Without GROUP BY (aggregate over entire result set)

#[ormada_projection(model = Book)]
struct OverallStats {
    #[computed]
    total_books: i64,
    #[computed]
    avg_price: Option<f64>,
}

let stats = Book::objects(db)
    .annotate([
        ("total_books", Aggregation::count_all()),
        ("avg_price", Aggregation::avg(Book::Price)),
    ])
    .project::<OverallStats>()
    .await?;

Trait Implementations

impl<E: EntityTrait + OrmadaEntity, C: ConnectionTrait + Sync, S: CanExecute> AggregateExt<E> for QuerySet<'_, E, C, S>

where E::Model: Send + Sync,

async fn aggregate_count(self) -> Result<u64, OrmadaError>

Count records (Ormada’s .count())

async fn aggregate_sum( self, column: impl ColumnTrait, ) -> Result<Option<f64>, OrmadaError>

Sum numeric column values (Ormada’s .aggregate(Sum(‘field’)))

async fn aggregate_avg( self, column: impl ColumnTrait, ) -> Result<Option<f64>, OrmadaError>

Calculate average of numeric column (Ormada’s .aggregate(Avg(‘field’)))
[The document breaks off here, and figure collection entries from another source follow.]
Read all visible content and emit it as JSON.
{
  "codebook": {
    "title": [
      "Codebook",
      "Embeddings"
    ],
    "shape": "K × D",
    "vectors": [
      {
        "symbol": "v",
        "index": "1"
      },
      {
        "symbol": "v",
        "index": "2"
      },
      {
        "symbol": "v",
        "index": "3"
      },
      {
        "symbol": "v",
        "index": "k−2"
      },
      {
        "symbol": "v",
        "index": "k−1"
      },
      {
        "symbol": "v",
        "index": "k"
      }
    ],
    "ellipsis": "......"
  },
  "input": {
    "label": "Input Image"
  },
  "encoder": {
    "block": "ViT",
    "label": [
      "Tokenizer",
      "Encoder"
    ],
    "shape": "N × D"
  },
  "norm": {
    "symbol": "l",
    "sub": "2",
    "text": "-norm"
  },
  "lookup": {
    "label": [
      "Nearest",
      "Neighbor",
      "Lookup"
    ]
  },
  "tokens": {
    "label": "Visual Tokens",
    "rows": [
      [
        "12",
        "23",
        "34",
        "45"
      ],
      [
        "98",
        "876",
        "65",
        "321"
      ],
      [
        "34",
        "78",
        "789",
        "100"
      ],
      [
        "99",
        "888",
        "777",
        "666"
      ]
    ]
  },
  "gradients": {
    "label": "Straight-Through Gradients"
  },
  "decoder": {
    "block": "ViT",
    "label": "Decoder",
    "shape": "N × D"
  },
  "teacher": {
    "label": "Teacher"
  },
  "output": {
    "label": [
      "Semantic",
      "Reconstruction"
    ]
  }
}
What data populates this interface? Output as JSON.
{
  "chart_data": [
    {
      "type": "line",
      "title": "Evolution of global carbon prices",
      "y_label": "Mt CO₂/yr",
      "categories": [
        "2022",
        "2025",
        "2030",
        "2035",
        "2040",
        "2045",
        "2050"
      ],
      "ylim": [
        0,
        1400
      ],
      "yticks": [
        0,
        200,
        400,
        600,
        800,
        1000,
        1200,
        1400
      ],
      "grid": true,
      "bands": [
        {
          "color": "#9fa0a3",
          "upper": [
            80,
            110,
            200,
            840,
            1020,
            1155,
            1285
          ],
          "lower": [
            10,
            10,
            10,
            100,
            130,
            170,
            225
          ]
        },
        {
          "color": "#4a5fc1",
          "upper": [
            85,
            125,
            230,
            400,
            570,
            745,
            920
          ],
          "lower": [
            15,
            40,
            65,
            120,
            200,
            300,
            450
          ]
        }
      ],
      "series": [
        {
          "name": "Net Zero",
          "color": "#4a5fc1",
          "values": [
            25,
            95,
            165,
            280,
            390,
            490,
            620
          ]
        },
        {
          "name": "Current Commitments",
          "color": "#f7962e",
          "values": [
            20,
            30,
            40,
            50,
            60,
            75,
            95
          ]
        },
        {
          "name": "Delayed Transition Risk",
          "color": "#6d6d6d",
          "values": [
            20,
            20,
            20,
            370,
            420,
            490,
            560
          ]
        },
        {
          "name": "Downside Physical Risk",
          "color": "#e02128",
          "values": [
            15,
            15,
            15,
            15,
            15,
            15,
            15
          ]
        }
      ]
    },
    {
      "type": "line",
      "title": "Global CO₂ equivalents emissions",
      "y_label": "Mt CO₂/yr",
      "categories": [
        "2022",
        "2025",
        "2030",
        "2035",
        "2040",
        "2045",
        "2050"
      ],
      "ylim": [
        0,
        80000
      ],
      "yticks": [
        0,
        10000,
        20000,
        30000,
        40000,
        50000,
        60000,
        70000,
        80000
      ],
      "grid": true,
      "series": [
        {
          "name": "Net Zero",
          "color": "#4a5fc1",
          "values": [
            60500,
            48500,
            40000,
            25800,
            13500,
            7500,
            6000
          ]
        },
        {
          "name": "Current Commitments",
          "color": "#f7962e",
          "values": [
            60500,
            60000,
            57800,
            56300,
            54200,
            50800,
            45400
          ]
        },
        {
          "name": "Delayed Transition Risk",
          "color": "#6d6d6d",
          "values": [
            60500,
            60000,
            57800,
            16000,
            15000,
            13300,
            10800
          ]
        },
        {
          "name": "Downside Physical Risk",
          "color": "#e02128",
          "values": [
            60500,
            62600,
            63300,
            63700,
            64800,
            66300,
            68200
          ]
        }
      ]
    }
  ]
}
async fn aggregate_max( self, column: impl ColumnTrait, ) -> Result<Option<f64>, OrmadaError>

Get maximum value (Ormada’s .aggregate(Max(‘field’)))

async fn aggregate_min( self, column: impl ColumnTrait, ) -> Result<Option<f64>, OrmadaError>

Get minimum value (Ormada’s .aggregate(Min(‘field’)))

impl<E: EntityTrait, C: ConnectionTrait, S: QuerySetState> Clone for QuerySet<'_, E, C, S>

fn clone(&self) -> Self

Returns a duplicate of the value.

fn clone_from(&mut self, source: &Self)

Performs copy-assignment from source.